Como todos os crioulos, o de Cochim nasce de um encontro: o do português com o malaiala, entre outros idiomas que circulavam naquela cidade cosmopolita do século XV. Quando os portugueses descobriram o caminho marítimo para a Índia estabeleceram-se ali antes de qualquer outro lugar do Sul Asiático. Daí que se admita que o crioulo indo-português tem em Cochim a sua origem. Também se coloca a hipótese de terem partido daqui os outros crioulos da região: Diu, Damão, Korlai e Cananor; e na Ásia há ainda o de Sri Lanka - se não tiver morrido durante a guerra civil com os tâmiles - Malaca e Macau.
"Todos estão ameaçados", alerta Hugo Cardoso. "Quando as comunidades são pequenas basta um desastre, um tsunami, para ditar o fim de uma língua."
O crioulo português de Damão, Diu e Korlai ainda vai passando para as gerações seguintes no contexto familiar. "É uma questão de identidade e de afecto. É falado por católicos, que estão assim a marcar uma diferença e a declarar uma espécie de aliança cultural às coisas que são portuguesas." Começa com a religião, mas passa também pelo vestuário ou gastronomia, ou seja, pelas várias peças com que se constrói a identidade.
Naquele primeiro encontro de 2007, o investigador viu em Rozario uma língua quase desconhecida e à beira da extinção; Rozario, alguém que falava português, uma espécie de berço ancestral. Foi um encontro feliz, mas um não entendeu o outro. Mesmo quando o léxico tem pontos comuns, a pronúncia faz dele algo totalmente desconhecido ou apenas vagamente familiar.

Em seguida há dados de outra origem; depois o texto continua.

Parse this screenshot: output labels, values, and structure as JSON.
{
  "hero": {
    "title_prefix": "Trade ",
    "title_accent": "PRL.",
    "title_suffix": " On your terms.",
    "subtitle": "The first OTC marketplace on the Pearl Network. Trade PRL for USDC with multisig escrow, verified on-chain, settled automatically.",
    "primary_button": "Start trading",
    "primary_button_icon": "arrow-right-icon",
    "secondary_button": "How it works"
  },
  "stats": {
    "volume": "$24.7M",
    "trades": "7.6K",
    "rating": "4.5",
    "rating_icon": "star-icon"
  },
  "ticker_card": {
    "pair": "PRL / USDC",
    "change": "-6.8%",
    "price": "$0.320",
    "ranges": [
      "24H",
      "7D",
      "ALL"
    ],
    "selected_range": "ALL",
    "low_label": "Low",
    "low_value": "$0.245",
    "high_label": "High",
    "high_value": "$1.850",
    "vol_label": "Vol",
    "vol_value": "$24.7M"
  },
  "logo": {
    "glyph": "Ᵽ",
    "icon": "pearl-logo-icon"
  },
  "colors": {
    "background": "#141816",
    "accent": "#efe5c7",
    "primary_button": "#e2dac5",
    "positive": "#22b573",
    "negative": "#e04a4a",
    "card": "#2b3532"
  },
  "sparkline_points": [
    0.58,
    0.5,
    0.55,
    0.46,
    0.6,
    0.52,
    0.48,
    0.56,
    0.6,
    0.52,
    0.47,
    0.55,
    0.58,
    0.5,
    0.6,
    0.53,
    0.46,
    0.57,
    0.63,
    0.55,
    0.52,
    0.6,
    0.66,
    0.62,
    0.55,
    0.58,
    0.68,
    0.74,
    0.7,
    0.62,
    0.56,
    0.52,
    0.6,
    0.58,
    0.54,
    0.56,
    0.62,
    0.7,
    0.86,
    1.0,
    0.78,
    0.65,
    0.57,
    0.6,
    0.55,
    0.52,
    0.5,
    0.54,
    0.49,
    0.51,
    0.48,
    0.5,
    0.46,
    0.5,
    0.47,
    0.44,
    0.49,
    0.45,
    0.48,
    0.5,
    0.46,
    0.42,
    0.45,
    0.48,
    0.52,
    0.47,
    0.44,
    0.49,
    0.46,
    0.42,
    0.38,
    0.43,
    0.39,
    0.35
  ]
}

"A primeira entrevista foi difícil. Ouvi a gravação, depois, e comecei a habituar-me." Conseguiu decifrar alguns aspectos e perceber coisas como esta: tal como muitos crioulos asiáticos, este não obedecia à ordem (quase) universal sintáctica entre as línguas crioulas de sujeito-verbo-objecto, mas antes de sujeito-objecto-verbo. E tal como o crioulo de Diu, o de Cochim também apresenta diferenças morfológicas em relação ao português, excluindo, por exemplo, as desinências pessoais: eu vai, tu vai, ele vai, nós vai, vós vai, eles vai.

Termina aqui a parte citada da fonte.